Much has been said recently on fund data and there’s no denying “holes” will limit confidence in output. Member data is at the heart, but accurate cashflow and investment information (including transparency of costs to avoid leakage) also play a huge part.
The recently updated and relaunched CIPFA guide to managing risk in the LGPS should be flying off the electronic shelf!
Understanding the employer journey
Employer contributions to the fund are a critical element of all funding and investment strategies. Diversity, turnover and the number of scheme employers continues to increase with the added dynamic of competition and change to employer income streams.
Financial pressures and restructuring have brought increasing orphan liabilities, mergers (particularly in the further education sector), and new types of employers (for example children’s trusts) through alternative delivery models.

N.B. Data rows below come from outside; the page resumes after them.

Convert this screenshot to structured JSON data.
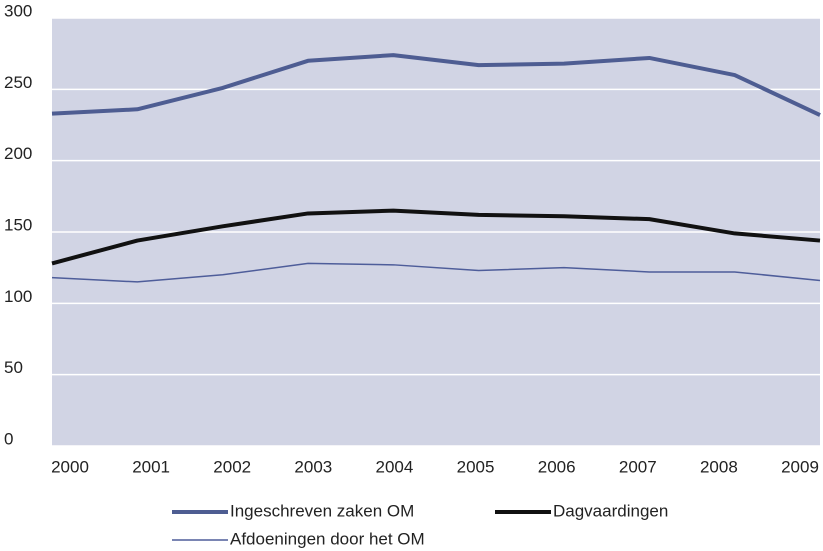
{
  "chart_data": {
    "type": "line",
    "categories": [
      "2000",
      "2001",
      "2002",
      "2003",
      "2004",
      "2005",
      "2006",
      "2007",
      "2008",
      "2009"
    ],
    "series": [
      {
        "name": "Ingeschreven zaken OM",
        "color": "#4e5d92",
        "width": 4,
        "values": [
          233,
          236,
          251,
          270,
          274,
          267,
          268,
          272,
          260,
          232
        ]
      },
      {
        "name": "Dagvaardingen",
        "color": "#111111",
        "width": 4,
        "values": [
          128,
          144,
          154,
          163,
          165,
          162,
          161,
          159,
          149,
          144
        ]
      },
      {
        "name": "Afdoeningen door het OM",
        "color": "#4e5d9a",
        "width": 1.5,
        "values": [
          118,
          115,
          120,
          128,
          127,
          123,
          125,
          122,
          122,
          116
        ]
      }
    ],
    "ylim": [
      0,
      300
    ],
    "yticks": [
      0,
      50,
      100,
      150,
      200,
      250,
      300
    ],
    "grid": true
  }
}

The introduction of employer exit credits and open consultation on the New Fair Deal both have the potential to materially change the employer “journey” and covenant risk to the scheme. Funds need to be alive to and adapt policies to reflect these changes and ensure recovery of contributions due over the long term.

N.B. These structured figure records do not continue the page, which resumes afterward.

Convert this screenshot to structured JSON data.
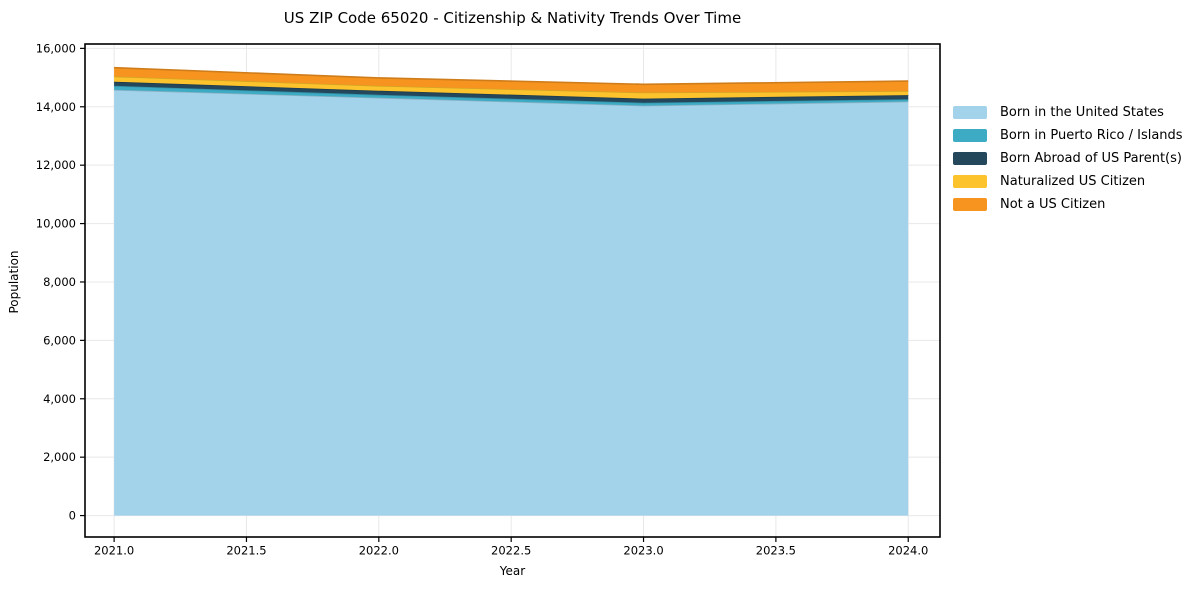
{
  "chart_data": {
    "type": "area",
    "stacked": true,
    "title": "US ZIP Code 65020 - Citizenship & Nativity Trends Over Time",
    "xlabel": "Year",
    "ylabel": "Population",
    "x": [
      2021,
      2022,
      2023,
      2024
    ],
    "series": [
      {
        "name": "Born in the United States",
        "color": "#a3d3ea",
        "values": [
          14580,
          14310,
          14040,
          14180
        ]
      },
      {
        "name": "Born in Puerto Rico / Islands",
        "color": "#3dabc4",
        "values": [
          140,
          100,
          100,
          80
        ]
      },
      {
        "name": "Born Abroad of US Parent(s)",
        "color": "#24475c",
        "values": [
          140,
          140,
          140,
          140
        ]
      },
      {
        "name": "Naturalized US Citizen",
        "color": "#fcc32d",
        "values": [
          180,
          170,
          210,
          140
        ]
      },
      {
        "name": "Not a US Citizen",
        "color": "#f7941f",
        "values": [
          300,
          270,
          280,
          340
        ]
      }
    ],
    "x_ticks": [
      {
        "value": 2021.0,
        "label": "2021.0"
      },
      {
        "value": 2021.5,
        "label": "2021.5"
      },
      {
        "value": 2022.0,
        "label": "2022.0"
      },
      {
        "value": 2022.5,
        "label": "2022.5"
      },
      {
        "value": 2023.0,
        "label": "2023.0"
      },
      {
        "value": 2023.5,
        "label": "2023.5"
      },
      {
        "value": 2024.0,
        "label": "2024.0"
      }
    ],
    "y_ticks": [
      {
        "value": 0,
        "label": "0"
      },
      {
        "value": 2000,
        "label": "2,000"
      },
      {
        "value": 4000,
        "label": "4,000"
      },
      {
        "value": 6000,
        "label": "6,000"
      },
      {
        "value": 8000,
        "label": "8,000"
      },
      {
        "value": 10000,
        "label": "10,000"
      },
      {
        "value": 12000,
        "label": "12,000"
      },
      {
        "value": 14000,
        "label": "14,000"
      },
      {
        "value": 16000,
        "label": "16,000"
      }
    ],
    "xlim": [
      2020.89,
      2024.12
    ],
    "ylim": [
      -734,
      16150
    ],
    "grid": true,
    "legend_position": "right"
  },
  "colors": {
    "background": "#ffffff",
    "grid": "#e8e8e8",
    "frame": "#000000",
    "text": "#000000"
  }
}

Outcomes from the 2019 review stand to vary significantly by employer as changing risk, benefit and liability profiles are reviewed, making early engagement essential. With many new faces to meet, it will be interesting to see how changes within the wide variety of sectors participating in the scheme and their outlook, will impact employer financial resilience.
Conclusion
The valuation marks a wider sense check and challenge on a fund’s path towards delivering members’ benefits over the long term. There’s lots we don’t yet know and can’t control but being sighted on the things that move the needle and looking beyond the next review date should build resilience for the road ahead.
Although funds can (and rightly do) take a long-term view, taking the opportunity to deliver superior outcomes will take more than entering the desired destination into the sat nav.
Rachel Brothwood is director of pensions at West Midlands Pension Fund.